While same-sex religious ceremonies may be hard to secure in certain places of worship and in certain states, if religion is important to you, there are ways to incorporate it. First and foremost, do your research. While some religions are more LGBTQ-friendly than others, even the most traditional of faiths may have certain locations or officiants that have a more modern take on marriage.

And if you can’t secure a religious venue, don’t be afraid to put your own spin on religious gestures or texts. Words of faith can be modified and re-applied to suit situations that extend far beyond their original context, so consider writing your own vows and including whatever religious sentiments are important to you. Or seek out a non-denominational officiant (like an ordained minister), and ask if they can customize your ceremony to include faith-driven aspects without going full-out religious.

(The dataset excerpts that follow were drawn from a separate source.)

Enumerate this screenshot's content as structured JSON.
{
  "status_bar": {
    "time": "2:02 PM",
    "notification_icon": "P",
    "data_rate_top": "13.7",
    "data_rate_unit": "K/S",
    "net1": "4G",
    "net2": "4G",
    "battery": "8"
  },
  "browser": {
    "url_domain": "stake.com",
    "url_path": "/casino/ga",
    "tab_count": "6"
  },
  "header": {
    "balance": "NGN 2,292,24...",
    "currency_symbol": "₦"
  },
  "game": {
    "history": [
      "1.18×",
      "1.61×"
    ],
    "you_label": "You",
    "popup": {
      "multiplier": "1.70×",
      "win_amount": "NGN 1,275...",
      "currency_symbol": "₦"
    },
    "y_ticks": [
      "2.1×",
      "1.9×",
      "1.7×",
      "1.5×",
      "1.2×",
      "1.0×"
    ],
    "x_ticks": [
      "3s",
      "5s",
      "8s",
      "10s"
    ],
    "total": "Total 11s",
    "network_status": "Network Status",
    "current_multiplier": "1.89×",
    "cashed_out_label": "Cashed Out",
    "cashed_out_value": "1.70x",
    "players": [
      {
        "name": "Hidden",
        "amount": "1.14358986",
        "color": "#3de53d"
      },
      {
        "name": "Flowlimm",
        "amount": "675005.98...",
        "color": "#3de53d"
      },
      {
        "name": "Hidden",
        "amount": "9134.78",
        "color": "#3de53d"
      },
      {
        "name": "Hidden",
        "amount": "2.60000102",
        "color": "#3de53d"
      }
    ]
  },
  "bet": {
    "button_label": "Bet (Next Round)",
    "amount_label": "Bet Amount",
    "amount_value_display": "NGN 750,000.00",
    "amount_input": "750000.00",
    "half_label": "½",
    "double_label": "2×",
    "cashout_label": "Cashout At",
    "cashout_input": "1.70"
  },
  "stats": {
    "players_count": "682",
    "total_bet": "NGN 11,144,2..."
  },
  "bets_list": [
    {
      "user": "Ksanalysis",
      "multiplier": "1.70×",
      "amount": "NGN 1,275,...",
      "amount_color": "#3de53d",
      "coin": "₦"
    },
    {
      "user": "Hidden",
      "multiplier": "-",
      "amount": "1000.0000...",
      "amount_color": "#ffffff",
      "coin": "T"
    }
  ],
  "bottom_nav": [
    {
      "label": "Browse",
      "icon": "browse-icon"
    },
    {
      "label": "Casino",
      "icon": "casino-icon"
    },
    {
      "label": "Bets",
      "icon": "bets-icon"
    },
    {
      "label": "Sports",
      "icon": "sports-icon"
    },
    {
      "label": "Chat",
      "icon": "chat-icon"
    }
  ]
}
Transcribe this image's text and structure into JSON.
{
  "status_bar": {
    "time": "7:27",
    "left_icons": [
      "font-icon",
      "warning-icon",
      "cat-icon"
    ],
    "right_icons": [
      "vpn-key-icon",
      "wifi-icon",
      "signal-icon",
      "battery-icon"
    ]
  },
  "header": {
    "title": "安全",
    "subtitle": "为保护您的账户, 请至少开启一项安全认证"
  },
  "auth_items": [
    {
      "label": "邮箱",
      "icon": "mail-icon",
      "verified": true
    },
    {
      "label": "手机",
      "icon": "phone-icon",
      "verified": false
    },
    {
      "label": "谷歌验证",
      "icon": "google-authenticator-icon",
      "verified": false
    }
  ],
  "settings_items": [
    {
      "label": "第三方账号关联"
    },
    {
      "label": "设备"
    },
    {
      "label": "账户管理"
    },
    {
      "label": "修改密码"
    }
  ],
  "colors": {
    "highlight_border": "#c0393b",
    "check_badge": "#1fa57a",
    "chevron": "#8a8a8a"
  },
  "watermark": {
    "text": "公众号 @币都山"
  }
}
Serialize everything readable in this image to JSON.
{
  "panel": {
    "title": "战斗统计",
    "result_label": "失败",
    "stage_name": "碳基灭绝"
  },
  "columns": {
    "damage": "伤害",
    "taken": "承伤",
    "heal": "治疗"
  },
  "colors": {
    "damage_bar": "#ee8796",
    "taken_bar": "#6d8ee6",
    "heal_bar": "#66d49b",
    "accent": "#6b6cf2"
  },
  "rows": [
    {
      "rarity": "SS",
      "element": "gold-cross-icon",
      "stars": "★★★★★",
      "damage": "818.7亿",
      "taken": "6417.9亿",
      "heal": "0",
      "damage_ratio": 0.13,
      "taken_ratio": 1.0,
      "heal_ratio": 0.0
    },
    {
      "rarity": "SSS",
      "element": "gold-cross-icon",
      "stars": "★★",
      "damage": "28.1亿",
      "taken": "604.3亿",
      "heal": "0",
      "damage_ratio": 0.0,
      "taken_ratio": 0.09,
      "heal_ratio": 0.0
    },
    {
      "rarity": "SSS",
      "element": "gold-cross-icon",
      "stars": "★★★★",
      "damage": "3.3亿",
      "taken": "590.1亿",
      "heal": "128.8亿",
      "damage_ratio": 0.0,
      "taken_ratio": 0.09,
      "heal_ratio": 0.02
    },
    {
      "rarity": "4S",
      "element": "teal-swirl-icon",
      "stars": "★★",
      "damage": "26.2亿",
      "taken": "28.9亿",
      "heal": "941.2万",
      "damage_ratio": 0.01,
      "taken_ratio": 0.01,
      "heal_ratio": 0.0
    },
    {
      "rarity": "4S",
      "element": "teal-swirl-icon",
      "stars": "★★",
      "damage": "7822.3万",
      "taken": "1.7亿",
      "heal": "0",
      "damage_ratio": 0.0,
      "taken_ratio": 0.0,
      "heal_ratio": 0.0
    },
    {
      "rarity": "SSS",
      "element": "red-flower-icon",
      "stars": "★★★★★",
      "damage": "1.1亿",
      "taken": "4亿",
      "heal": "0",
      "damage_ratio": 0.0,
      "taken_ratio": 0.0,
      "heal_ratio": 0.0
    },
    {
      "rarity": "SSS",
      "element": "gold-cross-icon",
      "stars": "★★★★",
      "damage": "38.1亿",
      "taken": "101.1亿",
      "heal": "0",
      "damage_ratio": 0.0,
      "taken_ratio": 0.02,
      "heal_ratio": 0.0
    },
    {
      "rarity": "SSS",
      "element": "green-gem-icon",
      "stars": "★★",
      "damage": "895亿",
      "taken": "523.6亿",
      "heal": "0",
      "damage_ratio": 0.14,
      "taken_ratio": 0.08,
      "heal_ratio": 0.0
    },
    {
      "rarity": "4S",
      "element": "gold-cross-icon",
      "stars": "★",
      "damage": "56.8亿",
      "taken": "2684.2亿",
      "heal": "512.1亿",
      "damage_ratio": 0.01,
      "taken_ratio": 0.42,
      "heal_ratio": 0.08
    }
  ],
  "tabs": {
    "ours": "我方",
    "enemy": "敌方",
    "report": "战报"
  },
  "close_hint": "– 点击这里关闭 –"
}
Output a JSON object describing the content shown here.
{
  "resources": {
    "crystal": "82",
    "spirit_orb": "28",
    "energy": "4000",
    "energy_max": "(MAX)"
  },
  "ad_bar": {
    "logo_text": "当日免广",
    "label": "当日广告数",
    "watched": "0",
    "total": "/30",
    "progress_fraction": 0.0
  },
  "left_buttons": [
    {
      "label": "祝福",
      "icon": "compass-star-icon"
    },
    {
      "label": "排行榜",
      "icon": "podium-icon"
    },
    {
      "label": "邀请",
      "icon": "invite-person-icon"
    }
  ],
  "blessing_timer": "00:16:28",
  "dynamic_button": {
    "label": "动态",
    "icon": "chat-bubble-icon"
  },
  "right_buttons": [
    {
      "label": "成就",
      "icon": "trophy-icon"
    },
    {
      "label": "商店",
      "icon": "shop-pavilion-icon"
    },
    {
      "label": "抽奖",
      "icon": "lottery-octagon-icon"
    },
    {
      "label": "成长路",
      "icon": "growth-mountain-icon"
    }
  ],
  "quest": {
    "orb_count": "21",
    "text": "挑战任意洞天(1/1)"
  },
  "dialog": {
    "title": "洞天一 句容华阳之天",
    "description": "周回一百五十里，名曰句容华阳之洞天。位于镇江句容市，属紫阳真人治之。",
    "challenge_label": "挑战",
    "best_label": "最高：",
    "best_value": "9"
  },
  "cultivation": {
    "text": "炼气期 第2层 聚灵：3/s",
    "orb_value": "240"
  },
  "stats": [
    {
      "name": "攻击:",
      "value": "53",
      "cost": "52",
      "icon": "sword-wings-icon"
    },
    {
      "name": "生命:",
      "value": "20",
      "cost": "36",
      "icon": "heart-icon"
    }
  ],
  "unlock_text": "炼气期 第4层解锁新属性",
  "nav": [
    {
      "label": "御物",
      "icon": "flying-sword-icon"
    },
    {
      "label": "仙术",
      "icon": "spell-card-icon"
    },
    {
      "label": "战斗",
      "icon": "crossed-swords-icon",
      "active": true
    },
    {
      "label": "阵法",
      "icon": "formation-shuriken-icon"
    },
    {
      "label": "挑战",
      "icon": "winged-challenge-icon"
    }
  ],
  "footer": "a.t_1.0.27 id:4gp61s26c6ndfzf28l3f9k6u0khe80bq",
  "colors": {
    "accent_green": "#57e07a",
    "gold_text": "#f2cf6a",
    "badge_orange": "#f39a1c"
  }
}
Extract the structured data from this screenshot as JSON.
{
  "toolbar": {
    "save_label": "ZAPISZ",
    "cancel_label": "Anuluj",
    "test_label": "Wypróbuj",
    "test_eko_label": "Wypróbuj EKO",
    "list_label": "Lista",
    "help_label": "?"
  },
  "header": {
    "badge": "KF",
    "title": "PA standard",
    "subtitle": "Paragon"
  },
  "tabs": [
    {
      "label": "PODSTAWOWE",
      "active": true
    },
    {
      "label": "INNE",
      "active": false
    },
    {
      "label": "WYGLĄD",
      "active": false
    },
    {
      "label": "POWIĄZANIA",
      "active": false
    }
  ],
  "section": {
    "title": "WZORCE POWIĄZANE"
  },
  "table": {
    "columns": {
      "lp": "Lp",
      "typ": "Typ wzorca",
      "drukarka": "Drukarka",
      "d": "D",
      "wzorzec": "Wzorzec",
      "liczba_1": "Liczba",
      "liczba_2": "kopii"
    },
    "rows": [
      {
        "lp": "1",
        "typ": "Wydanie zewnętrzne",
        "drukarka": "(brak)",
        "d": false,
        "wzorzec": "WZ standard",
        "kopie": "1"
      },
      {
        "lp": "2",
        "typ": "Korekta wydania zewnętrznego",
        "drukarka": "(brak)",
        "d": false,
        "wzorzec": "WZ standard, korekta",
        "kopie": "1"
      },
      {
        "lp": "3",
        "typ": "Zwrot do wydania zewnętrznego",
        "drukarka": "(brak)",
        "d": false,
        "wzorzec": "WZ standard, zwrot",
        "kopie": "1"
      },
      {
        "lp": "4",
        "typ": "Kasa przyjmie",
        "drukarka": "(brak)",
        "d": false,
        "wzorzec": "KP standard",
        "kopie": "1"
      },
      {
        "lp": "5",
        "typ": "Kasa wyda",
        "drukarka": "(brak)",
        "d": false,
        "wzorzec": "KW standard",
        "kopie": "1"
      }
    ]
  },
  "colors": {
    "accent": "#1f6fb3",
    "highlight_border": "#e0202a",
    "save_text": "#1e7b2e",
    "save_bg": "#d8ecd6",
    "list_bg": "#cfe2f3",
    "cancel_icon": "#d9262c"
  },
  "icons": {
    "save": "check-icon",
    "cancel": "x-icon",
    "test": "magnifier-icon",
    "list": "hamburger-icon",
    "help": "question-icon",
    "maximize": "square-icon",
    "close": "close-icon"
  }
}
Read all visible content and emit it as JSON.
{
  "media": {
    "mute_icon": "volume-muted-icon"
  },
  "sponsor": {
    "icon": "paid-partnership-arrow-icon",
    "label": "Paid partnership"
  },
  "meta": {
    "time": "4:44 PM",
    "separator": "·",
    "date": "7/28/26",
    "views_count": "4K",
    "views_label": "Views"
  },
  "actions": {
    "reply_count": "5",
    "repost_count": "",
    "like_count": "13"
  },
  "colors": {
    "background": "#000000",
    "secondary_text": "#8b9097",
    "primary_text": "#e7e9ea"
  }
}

When it comes to rituals, dare to break the rules. Muslims having a same-sex wedding can choose to wear Mehndi henna (traditionally drawn on the bride) regardless of their sex, and two glasses can be broken at Jewish weddings with more than one groom or two brides.

Bride, groom, husband, wife — marriage terms are all pretty gendered. What can we do if we align somewhere off of the gender binary?

It’s your wedding and your identity — so call yourselves whatever you want! Some couples opt to refer to each other as their “spouse” or “partners” instead of husband or wife, and gendered terms like “bride” and “groom” can be worked out of the ceremony (i.e., “You may now kiss your partner” or simply “You may now kiss”; “I now pronounce you equally wed”). You can also create your own combination of the terms, like “gride,” and, on stationery like invitations and thank-you notes, use the gender-neutral Mx. instead of Mr. or Mrs.

If you’re wary of verbal slip-ups on your big day, give guests a heads-up in person or on your invites. You can ask attendees to refer to you and your S.O. by name rather than label (“Amy and Amanda” instead of “the bride and bride”), or make it clear who prefers to be called what, no matter how nontraditional (ask guests to join “brides Amy and Amanda,” “partners Amy and Amanda,” “bride and groom Amy and Amanda” or even “grooms Amy and Amanda”).

What should my partner and I wear?

Fashion is all about personal style, so wear what you want and what you’re each comfortable in, be it a classic suitand-gown combo, double tuxes, or double gowns. And if none of those options fit your tastes, find what makes you happy and label the ceremony dress code accordingly.

If you both opt for the same look — be it menswear, womenswear, or something ungendered — you have two options. Either go with your individual guts and choose whatever gives each of you satisfaction or factor in what matches (and clashes) and coordinate your looks with each other and/or your wedding theme.